I'm not sure narcissism can be diagnosed on the internet. My mother never hit me except for a few slaps and the one time she beat me up when I was 9 because I didn't want to stay at school for lunch - so she got me all day, cried and I had to tell my father I fell of a wall I had walked along.
I had lovely clothes, lovely home, a pony!!
My mother used to tell people I was a difficult child, that I wasn't very bright , I was too plain to wear pink. Her entire life revolved around what she wanted to do. She has been married three times. Her last husband enables possibly because he's rather keen on spending her inheritance. I doubt there's much left after 30 years.
She has never praised me or been proud of me. She criticises and belittles. The only time she has ever said anything positive about me was when dd was about six and I said "doesn't she look lovely" and in front of dd retorted not as lovely as you and me were at six. At 12 dd came home from a visit and said "I'm not going again mummy, I don't know how you put up with her". Until I had a child I saw it as me being the problem not her.
Over the years she has developed intense relationships with "friends". After about a year or two those friendships end on bitter feuds and fall outs. A couple of couples, elderly now, still send me a birthday card, say "you're a good girl" and pat my hand if they see me, once a flood, in the village. Sometimes I tell myself I've made it all up in my head. Then I remember hiding my firstborn and sobbing for hours knowing my entire being was there to support and protect him.

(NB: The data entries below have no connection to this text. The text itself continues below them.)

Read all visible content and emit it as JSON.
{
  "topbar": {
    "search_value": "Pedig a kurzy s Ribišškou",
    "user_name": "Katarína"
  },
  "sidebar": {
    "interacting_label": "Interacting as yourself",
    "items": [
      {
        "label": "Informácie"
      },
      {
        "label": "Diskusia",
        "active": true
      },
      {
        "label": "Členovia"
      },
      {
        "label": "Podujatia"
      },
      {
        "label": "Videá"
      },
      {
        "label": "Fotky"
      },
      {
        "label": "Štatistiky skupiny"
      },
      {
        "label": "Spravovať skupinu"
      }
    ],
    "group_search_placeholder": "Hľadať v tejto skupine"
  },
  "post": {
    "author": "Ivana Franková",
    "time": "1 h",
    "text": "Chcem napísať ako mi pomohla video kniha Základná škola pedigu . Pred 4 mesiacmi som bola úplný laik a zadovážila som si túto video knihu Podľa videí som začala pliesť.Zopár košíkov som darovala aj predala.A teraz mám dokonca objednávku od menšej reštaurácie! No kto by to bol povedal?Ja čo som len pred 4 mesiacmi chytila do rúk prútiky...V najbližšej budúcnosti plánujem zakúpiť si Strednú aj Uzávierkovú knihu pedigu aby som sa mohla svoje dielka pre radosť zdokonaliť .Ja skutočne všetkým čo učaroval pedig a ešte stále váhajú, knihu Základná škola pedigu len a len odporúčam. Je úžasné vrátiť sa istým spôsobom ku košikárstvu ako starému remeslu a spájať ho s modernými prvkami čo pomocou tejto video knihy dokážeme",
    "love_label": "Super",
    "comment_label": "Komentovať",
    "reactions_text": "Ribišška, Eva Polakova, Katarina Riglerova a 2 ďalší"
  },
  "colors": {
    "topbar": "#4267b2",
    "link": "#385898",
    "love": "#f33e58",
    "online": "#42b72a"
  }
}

I call weekly and visit quarterly to every six months. I never look forward to it, there will never be joy or warmth. If ever I have broached a child's naughtiness it has been my parenting that has caused it.
Dd has been ill in the last few years with anxiety and depression and anorexia. My mother doesn't know because it will be me to blame. We are through the worst and dd has a neuro developmental disorder which was eventually diagnosed and with the right treatment and therapy she has bounced back. She is more fragile than me and I dread to think of the damage my mother would have wrought on her. Mine was relatively limited. I question my own parenting constantly.
I'm sorry that was long and about me op. It could almost be construed as narcissistic but what I am trying to say is that you must manage her and your feelings at the same time and protect your child. It isn't your fault. Never was. Never will be.
I'm 57. I would still like to please my mother. I know it hurts.